OH2: The fact a SW had a laundry list of 182 things to search for and seize isn’t fatal where def doesn’t show what was overseized

The search warrant here was for illegal fireworks and listed 182 items to be seized, including fireworks. “Johnson also contends the warrant is invalid because it authorized the seizure of a boilerplate list of 182 items, all or most of which he claims lack a relationship to possessing fireworks.” First, this wasn’t presented in the motion to suppress. Second, it fails on the merits because he doesn’t show that things weren’t seized that aren’t pertinent to the offense under investigation. State v. Johnson, 2020-Ohio-4159, 2020 Ohio App. LEXIS 3055 (2d Dist. Aug. 21, 2020):

[*P27] Second, the record before us does not reveal what items were seized from Johnson’s parents’ property. Nor does the record establish that the trial court knew the identity of the items seized when it issued its suppression ruling. The record on appeal does not include an inventory sheet or anything else identifying what was found when the search warrant was executed. That being so, Johnson cannot demonstrate that he was prejudiced by the improper seizure of any non-contraband items or items for which probable cause did not exist. In the absence of evidence before the trial court at the time of its suppression ruling regarding the items seized, we find no plain error in the trial court’s suppression ruling. Cf. Terrell at ¶ 69 (“Regarding the non-contraband items listed above seized in the course of the search, there was no evidence before the trial court regarding any items seized. As noted above, in addressing the trial court’s decision on the motion to suppress, we will not consider the testimony adduced at trial. Plain error is not demonstrated.”).

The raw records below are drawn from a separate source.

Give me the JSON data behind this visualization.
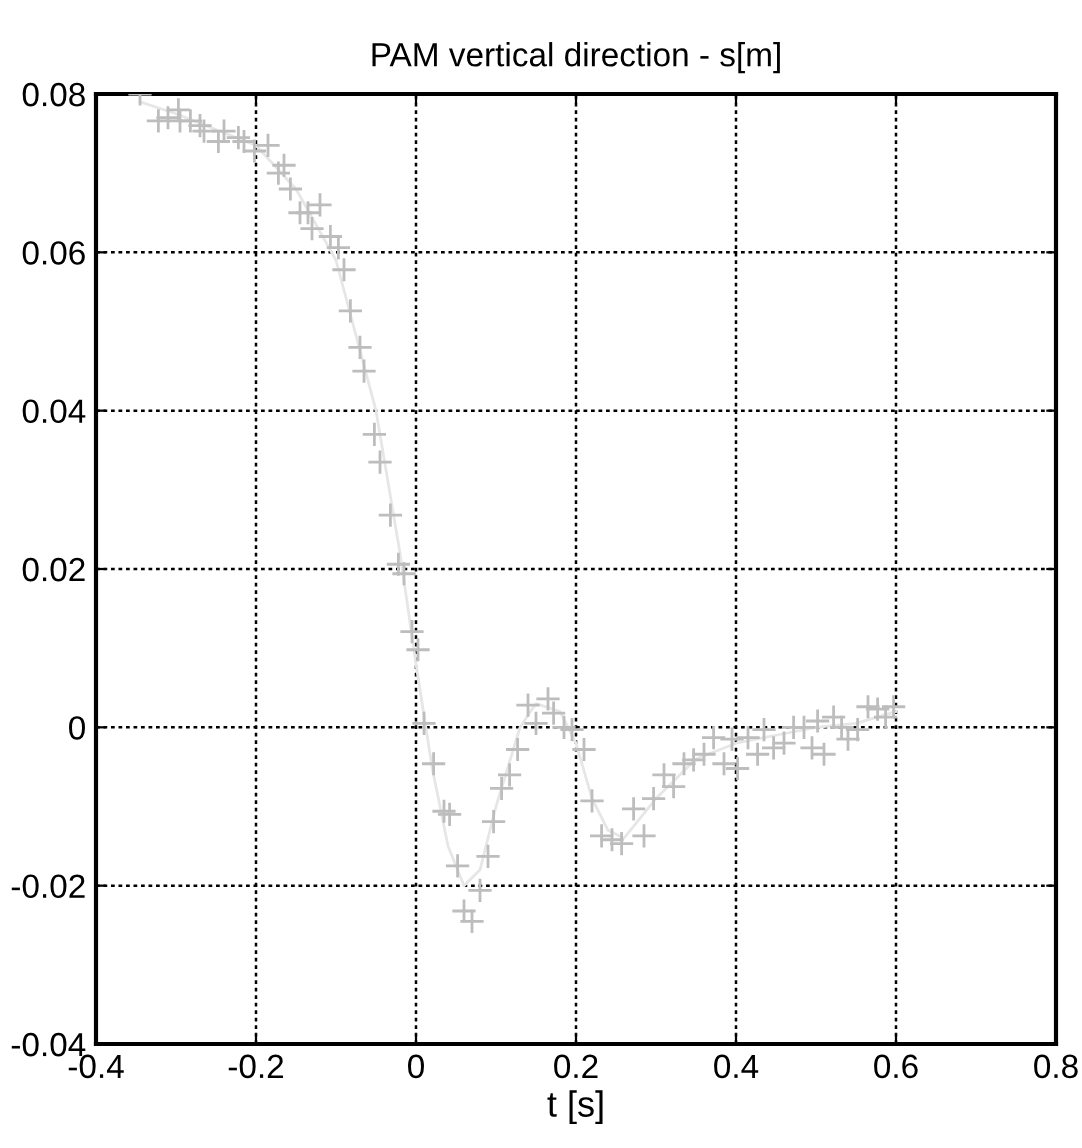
{
  "chart_data": {
    "type": "scatter",
    "title": "PAM vertical direction - s[m]",
    "xlabel": "t [s]",
    "xlim": [
      -0.4,
      0.8
    ],
    "ylim": [
      -0.04,
      0.08
    ],
    "xticks": [
      {
        "value": -0.4,
        "label": "-0.4"
      },
      {
        "value": -0.2,
        "label": "-0.2"
      },
      0,
      0.2,
      0.4,
      0.6,
      0.8
    ],
    "yticks": [
      {
        "value": -0.04,
        "label": "-0.04"
      },
      {
        "value": -0.02,
        "label": "-0.02"
      },
      0,
      0.02,
      0.04,
      0.06,
      0.08
    ],
    "grid": true,
    "legend": false,
    "marker": "cross",
    "series": [
      {
        "color": "#bdbdbd",
        "x": [
          -0.345,
          -0.322,
          -0.31,
          -0.297,
          -0.295,
          -0.282,
          -0.27,
          -0.265,
          -0.247,
          -0.24,
          -0.222,
          -0.215,
          -0.202,
          -0.185,
          -0.172,
          -0.165,
          -0.157,
          -0.145,
          -0.135,
          -0.12,
          -0.13,
          -0.107,
          -0.097,
          -0.09,
          -0.082,
          -0.07,
          -0.065,
          -0.052,
          -0.045,
          -0.032,
          -0.022,
          -0.015,
          -0.005,
          0.0025,
          0.01,
          0.022,
          0.035,
          0.042,
          0.052,
          0.06,
          0.07,
          0.08,
          0.09,
          0.097,
          0.107,
          0.117,
          0.127,
          0.14,
          0.15,
          0.165,
          0.172,
          0.185,
          0.195,
          0.21,
          0.22,
          0.232,
          0.245,
          0.257,
          0.272,
          0.285,
          0.297,
          0.31,
          0.322,
          0.335,
          0.347,
          0.36,
          0.372,
          0.385,
          0.395,
          0.402,
          0.415,
          0.427,
          0.435,
          0.447,
          0.46,
          0.472,
          0.485,
          0.495,
          0.502,
          0.51,
          0.522,
          0.532,
          0.54,
          0.552,
          0.565,
          0.577,
          0.587,
          0.597
        ],
        "values": [
          0.08,
          0.0766,
          0.077,
          0.078,
          0.0766,
          0.0766,
          0.076,
          0.0753,
          0.074,
          0.0753,
          0.0745,
          0.074,
          0.0728,
          0.0735,
          0.07,
          0.071,
          0.068,
          0.065,
          0.065,
          0.066,
          0.063,
          0.062,
          0.0606,
          0.0578,
          0.0526,
          0.048,
          0.045,
          0.037,
          0.0335,
          0.0268,
          0.0206,
          0.0194,
          0.0121,
          0.0098,
          0.0005,
          -0.0046,
          -0.0106,
          -0.011,
          -0.0175,
          -0.0232,
          -0.0245,
          -0.0206,
          -0.0163,
          -0.0119,
          -0.0077,
          -0.006,
          -0.0028,
          0.0028,
          0.0005,
          0.0036,
          0.0018,
          0.0,
          -0.0003,
          -0.0028,
          -0.0093,
          -0.0137,
          -0.0142,
          -0.0147,
          -0.0103,
          -0.0137,
          -0.009,
          -0.006,
          -0.0075,
          -0.0046,
          -0.0041,
          -0.0034,
          -0.0013,
          -0.0046,
          -0.0015,
          -0.0052,
          -0.0013,
          -0.0034,
          -0.0003,
          -0.0026,
          -0.002,
          0.0,
          0.0,
          -0.0026,
          0.0008,
          -0.0034,
          0.0013,
          0.0,
          -0.0015,
          -0.0003,
          0.0026,
          0.0023,
          0.0013,
          0.0026
        ]
      },
      {
        "type": "line",
        "color": "#e6e6e6",
        "marker": "none",
        "line_style": "solid",
        "x": [
          -0.345,
          -0.3,
          -0.2,
          -0.15,
          -0.1,
          -0.05,
          -0.02,
          0.0,
          0.02,
          0.04,
          0.06,
          0.08,
          0.1,
          0.13,
          0.15,
          0.18,
          0.2,
          0.22,
          0.24,
          0.26,
          0.3,
          0.35,
          0.4,
          0.45,
          0.5,
          0.55,
          0.6
        ],
        "values": [
          0.079,
          0.0775,
          0.0735,
          0.068,
          0.059,
          0.04,
          0.022,
          0.008,
          -0.005,
          -0.015,
          -0.02,
          -0.018,
          -0.01,
          0.0,
          0.003,
          0.002,
          -0.002,
          -0.009,
          -0.013,
          -0.014,
          -0.009,
          -0.004,
          -0.002,
          -0.001,
          0.0,
          0.0005,
          0.002
        ]
      }
    ]
  }
}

[*P28] The final issue under Johnson’s first assignment of error is whether the good-faith exception to the exclusionary rule applies. Given that we have rejected each of Johnson’s challenges to the search warrant for his parents’ property, we need not address the good-faith exception. In light of our reasoning above, the good-faith issue is moot. Johnson’s first assignment of error is overruled.